TYING ENDS TOGETHER

14th. FEBRUARY. 2017

“There is no more than half  of a  human being, who has been separated from  his whole just as  a leaf  is divided in two.” Plato, The Symposium.

Each one  of them opened his present. Some were round like a ball, others big like a car, but none of them was opened as calmly  as Jorge opened his. His was small, just like he expected it.  “I  want  something that has  a  string,” he  had said days  ago.
-Jorge, what you do with a  top is toss it and make it spin. Where do you  think you can go with just a  string?

 

Ana licked her lips with her tongue and smiled.
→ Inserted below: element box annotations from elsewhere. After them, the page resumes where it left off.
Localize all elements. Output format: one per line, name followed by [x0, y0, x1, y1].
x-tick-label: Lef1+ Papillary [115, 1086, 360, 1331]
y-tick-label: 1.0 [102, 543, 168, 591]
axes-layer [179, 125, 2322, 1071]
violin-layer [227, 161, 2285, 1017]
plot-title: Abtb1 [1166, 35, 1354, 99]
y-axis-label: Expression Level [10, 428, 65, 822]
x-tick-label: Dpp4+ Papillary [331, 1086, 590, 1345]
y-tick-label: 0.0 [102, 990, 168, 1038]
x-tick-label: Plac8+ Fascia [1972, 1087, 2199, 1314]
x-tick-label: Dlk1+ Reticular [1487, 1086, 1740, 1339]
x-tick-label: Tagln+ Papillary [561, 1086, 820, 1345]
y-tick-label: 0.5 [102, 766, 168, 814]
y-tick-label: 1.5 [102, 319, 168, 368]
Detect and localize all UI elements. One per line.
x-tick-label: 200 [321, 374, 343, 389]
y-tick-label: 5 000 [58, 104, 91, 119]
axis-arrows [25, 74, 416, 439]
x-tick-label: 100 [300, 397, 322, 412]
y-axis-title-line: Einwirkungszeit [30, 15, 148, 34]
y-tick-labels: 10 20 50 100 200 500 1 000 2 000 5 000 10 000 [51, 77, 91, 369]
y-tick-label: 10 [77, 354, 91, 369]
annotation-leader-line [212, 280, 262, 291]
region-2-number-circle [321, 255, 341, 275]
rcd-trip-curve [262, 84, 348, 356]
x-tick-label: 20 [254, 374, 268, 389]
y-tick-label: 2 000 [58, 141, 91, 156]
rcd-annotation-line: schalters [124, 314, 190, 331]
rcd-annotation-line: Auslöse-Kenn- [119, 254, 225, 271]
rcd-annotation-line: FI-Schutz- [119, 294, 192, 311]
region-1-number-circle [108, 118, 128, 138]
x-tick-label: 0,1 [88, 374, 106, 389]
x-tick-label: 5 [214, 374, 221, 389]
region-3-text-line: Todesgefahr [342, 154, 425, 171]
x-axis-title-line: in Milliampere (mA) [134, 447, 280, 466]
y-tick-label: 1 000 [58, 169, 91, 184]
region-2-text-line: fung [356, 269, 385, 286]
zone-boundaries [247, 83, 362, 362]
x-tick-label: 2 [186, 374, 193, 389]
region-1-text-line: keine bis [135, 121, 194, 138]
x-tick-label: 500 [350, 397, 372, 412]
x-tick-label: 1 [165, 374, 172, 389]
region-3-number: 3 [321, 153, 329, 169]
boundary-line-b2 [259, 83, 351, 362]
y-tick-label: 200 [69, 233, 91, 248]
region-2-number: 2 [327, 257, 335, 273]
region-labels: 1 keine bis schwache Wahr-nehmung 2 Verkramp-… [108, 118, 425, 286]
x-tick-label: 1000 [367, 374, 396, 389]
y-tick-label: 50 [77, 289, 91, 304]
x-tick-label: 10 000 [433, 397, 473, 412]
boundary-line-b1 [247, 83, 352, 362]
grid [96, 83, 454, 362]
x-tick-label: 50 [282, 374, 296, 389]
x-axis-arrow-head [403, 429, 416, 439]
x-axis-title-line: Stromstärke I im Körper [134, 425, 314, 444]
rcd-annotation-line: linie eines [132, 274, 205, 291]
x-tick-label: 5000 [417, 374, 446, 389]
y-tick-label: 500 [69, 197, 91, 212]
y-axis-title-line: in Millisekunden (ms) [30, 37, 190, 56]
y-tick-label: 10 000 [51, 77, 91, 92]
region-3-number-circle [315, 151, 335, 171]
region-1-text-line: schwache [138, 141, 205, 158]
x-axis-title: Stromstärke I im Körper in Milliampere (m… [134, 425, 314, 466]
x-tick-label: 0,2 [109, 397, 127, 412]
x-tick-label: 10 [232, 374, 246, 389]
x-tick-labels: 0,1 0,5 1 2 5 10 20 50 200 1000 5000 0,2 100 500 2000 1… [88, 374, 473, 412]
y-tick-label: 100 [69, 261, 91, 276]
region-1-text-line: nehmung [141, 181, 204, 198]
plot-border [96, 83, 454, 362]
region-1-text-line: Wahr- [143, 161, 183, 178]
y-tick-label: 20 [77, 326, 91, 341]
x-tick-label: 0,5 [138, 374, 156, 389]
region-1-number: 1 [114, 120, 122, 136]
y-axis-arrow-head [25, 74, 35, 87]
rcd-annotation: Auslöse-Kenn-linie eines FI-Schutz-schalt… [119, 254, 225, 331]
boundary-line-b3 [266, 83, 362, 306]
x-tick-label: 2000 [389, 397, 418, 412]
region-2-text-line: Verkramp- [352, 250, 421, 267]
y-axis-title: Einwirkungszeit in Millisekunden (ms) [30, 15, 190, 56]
After all,  that salty taste had always kept her company. It  was strange for her to think that she might go  far from  the sea, and as a  tribute to it, she threw the line that she’d always  used  for fishing into the water.

 

The  crew  couldn’t understand why  Jorge had ordered them to stop the boat all of a sudden, especially  when they were so close to landing at the harbor.  He took charge of picking up the thread himself.
-Did we really stop just to pick up that string?
-It’s not a string, it’s a thread, and it’s red.

 

As the legend from the Orient tells us, the old man living in the moon comes out every evening in order to search for souls that are destined to join each other on Earth. When he finds them,  he ties them together with a red thread so they don’t lose each other.

«An \invisible red  thread connects those who  are destined to meet, regardless of time, place, or circumstances. The thread can be stretched or can contract, but it can never break».